François Delisle croit encore fermement aux vertus du cinéma.

«Remettre en question le monde dans lequel on vit est un devoir pour les artistes, dit-il. Et le cinéma reste un outil puissant. Je ne suis pas vraiment optimiste pour la destinée de la race humaine, mais si on reste créatifs, on pourra faire face aux changements qui s'en viennent. Même si je suis un gars de caméra et de cinéma, mon intérêt se porte maintenant sur des sujets qui susciteront des discussions. Le cinéma peut rester un phare, car la nécessité de se rebrancher sur les autres humains sera toujours présente. Et pas juste sur des plateformes...»

Contre Netflix!

Complètement anti-Netflix, le cinéaste estime que la présence du géant de la diffusion en continu force les créateurs à affronter leur propre moralité.

«Désolé, mais je ne peux pas appuyer une entreprise qui se place au-dessus de la démocratie et du bien commun, déclare-t-il. Je n'ai absolument rien contre la libre entreprise et le fait de faire de l'argent - c'est son truc -, mais de là à se positionner au-dessus des gouvernements, au-dessus du citoyen, et d'imposer sa culture de façon si mondiale, je trouve ça dangereusement inquiétant.»

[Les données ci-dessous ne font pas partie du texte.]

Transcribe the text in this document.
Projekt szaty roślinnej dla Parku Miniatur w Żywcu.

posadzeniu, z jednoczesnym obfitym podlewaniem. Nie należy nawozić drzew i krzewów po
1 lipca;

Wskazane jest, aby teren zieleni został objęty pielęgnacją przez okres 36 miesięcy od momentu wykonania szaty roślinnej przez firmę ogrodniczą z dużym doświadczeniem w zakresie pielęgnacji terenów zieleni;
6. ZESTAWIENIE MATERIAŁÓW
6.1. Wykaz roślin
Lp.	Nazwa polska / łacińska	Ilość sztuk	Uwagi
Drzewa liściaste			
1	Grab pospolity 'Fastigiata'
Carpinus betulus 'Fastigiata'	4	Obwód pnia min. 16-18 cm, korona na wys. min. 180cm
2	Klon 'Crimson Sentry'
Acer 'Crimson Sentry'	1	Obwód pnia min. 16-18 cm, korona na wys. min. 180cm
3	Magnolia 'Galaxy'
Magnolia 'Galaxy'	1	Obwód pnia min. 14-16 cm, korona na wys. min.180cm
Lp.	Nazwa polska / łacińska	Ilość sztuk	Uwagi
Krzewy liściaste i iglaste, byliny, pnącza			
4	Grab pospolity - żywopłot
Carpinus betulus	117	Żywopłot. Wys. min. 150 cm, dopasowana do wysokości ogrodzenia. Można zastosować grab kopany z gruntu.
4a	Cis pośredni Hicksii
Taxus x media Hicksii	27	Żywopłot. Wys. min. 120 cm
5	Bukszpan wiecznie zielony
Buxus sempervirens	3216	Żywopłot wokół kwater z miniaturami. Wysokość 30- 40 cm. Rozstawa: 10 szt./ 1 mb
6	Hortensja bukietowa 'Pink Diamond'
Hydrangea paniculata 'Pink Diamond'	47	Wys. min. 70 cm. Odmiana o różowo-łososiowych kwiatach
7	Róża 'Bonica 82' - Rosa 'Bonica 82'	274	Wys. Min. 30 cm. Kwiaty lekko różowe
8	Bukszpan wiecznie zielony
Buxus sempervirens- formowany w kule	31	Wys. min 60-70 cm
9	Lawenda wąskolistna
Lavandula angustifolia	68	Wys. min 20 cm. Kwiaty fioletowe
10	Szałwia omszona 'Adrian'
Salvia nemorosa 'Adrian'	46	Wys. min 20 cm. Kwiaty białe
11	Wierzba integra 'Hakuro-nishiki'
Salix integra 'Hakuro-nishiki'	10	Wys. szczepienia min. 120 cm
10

«Évidemment, si Netflix me proposait demain matin d'acheter CA$H NEXU$ en vue d'une distribution mondiale, j'y penserais. Ce serait ridicule de dire que je resterais totalement pur devant ça. Je suis un citoyen, avec toutes ses contradictions. Mais il est certain que ça me créerait un dilemme moral, presque faustien!»

Quand on lui fait remarquer qu'Alfonso Cuarón a maintes fois déclaré que sans Netflix, son film Roma n'aurait jamais pu exister, le cinéaste en relève surtout le caractère très calculé.

«Il ne faut pas oublier qu'un film comme Roma constitue aussi un gros coup de marketing très stratégique, fait-il remarquer. Ça permet à Netflix de s'imposer dans l'imaginaire collectif des cinéphiles. Cette présence remet tout un système en question. Il n'y a rien de simple dans ce débat.»

CA$H NEXU$ prendra l'affiche le 22 mars.